We performed echocardiography at baseline, 48 hours, and 30 days post-MI. While both experimental groups showed similar cardiac function at baseline and comparable drop at 48 hours, we observed a significantly lower ejection fraction in LysM-Plpp3^Δ group at 30 days after injury. Similarly, we observed worse cardiac remodeling, as evidenced by the higher end-systolic and end-diastolic left ventricular diameters, at long-term follow-up in LysM-Plpp3^Δ mice (Fig. 1C). We found a significant decrease in capillary density (as assessed by Isolectin and CD31 staining) in LysM-Plpp3^Δ mice suggesting a link between the exacerbated inflammatory response and reduced angiogenesis (Fig. 1D). Mechanistically, LPP3 deletion was associated with a reduction in pro-angiogenic secretome from bone marrow-derived macrophages (BMDMs) in vitro (Fig. 1E). Furthermore, BMDMs from LysM-Plpp3^Δ mice showed exacerbated inflammatory response to LPS stimulation (Fig. 1F). Subsequently, we assessed the infarct size, fibrotic scar expansion, and collagen deposition and observed a significantly larger scar size and fibrotic area in LysM-Plpp3^Δ mice compared to LysM-Plpp3^fl/fl littermate controls at 30 days after MI (Fig. 1G).

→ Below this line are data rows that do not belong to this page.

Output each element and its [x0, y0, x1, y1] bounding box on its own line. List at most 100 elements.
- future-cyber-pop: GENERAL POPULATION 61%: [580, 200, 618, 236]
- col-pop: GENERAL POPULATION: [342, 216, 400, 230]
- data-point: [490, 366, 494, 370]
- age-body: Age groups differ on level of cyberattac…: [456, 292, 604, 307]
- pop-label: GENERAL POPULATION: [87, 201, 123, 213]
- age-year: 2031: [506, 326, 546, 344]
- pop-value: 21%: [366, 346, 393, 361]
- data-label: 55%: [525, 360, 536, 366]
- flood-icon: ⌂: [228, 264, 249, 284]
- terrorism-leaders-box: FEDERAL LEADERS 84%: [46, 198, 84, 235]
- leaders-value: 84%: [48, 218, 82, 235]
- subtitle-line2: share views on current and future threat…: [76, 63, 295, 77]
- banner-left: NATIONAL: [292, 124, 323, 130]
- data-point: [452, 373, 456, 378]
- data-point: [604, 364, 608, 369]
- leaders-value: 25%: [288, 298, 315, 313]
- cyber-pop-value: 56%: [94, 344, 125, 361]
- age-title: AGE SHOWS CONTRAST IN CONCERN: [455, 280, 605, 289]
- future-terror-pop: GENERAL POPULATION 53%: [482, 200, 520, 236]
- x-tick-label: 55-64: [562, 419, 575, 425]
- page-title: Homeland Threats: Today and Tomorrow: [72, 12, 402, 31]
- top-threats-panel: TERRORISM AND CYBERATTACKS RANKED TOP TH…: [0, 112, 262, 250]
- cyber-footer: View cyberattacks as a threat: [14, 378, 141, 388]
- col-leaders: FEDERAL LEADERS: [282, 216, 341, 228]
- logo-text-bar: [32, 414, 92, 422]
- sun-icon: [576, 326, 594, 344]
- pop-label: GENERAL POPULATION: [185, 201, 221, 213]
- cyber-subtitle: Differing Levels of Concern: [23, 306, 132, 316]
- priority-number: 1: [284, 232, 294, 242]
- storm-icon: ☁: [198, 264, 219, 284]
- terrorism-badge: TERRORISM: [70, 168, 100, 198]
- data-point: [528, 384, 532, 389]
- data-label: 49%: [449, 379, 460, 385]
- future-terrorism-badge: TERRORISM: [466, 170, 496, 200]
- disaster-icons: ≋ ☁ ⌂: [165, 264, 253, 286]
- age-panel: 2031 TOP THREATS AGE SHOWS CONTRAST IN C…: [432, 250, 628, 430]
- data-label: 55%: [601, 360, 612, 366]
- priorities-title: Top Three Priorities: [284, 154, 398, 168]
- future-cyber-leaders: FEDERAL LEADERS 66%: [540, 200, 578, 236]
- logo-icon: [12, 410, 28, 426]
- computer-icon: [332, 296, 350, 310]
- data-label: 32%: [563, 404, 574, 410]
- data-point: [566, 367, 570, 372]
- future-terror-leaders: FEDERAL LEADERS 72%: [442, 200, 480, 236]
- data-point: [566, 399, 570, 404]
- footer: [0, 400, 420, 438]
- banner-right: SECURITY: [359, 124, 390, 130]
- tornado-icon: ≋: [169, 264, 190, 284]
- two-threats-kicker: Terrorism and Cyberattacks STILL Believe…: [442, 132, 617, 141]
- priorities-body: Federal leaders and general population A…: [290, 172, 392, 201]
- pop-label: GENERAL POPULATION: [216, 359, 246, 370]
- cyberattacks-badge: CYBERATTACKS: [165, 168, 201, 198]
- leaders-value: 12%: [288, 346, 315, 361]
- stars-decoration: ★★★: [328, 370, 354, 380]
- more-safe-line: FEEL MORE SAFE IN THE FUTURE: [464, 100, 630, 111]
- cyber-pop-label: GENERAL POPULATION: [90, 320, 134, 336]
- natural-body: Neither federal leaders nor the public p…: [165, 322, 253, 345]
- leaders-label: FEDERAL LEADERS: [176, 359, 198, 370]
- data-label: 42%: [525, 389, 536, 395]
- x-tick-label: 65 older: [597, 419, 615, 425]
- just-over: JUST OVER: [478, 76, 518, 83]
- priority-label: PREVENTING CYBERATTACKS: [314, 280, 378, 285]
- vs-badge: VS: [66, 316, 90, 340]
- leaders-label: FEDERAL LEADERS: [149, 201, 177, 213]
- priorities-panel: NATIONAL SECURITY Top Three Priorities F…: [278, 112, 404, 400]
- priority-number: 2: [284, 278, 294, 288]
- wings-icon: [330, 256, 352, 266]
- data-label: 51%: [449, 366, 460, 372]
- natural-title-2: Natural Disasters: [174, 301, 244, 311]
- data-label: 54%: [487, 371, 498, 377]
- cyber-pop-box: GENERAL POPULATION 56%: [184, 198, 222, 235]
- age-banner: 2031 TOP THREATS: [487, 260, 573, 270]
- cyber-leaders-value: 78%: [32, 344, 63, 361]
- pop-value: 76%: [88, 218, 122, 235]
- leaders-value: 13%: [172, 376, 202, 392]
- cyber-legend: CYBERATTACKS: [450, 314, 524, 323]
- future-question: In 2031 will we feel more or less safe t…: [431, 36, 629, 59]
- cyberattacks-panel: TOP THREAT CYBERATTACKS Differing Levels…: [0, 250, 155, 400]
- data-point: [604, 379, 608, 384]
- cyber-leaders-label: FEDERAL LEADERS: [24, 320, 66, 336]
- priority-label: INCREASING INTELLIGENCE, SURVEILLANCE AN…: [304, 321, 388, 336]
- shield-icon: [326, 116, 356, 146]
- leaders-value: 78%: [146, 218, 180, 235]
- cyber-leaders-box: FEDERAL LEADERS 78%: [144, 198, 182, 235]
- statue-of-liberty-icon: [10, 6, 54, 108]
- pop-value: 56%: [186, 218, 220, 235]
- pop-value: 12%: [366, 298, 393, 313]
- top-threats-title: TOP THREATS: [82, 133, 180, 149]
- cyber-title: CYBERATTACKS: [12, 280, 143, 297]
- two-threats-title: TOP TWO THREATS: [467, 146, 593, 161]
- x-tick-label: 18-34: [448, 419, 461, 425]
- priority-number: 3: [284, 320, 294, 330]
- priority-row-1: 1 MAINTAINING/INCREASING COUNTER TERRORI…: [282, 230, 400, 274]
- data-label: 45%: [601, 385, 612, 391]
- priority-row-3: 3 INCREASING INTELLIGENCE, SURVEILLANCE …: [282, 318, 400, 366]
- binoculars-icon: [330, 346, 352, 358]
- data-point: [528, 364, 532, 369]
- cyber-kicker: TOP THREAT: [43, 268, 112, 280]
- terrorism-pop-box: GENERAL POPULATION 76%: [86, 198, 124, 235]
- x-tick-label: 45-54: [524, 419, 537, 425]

Cardiac inflammation is detrimental to cardiac recovery after ischemic injury, and there are no clinically approved therapies to combat the ensuing heart failure. Myeloid-specific Plpp3 deletion increases the deleterious effects of inflammation on the ischemic myocardium. These effects could be related to cell-autonomous effects of LPP3 on myeloid cells or its non-cell-autonomous effects on other cell types which will need to be explored in future studies. Together, our studies have uncovered an important and previously unrecognized pathway orchestrating the immune response to MI and may represent a novel therapeutic approach to protect the heart from ischemic injury.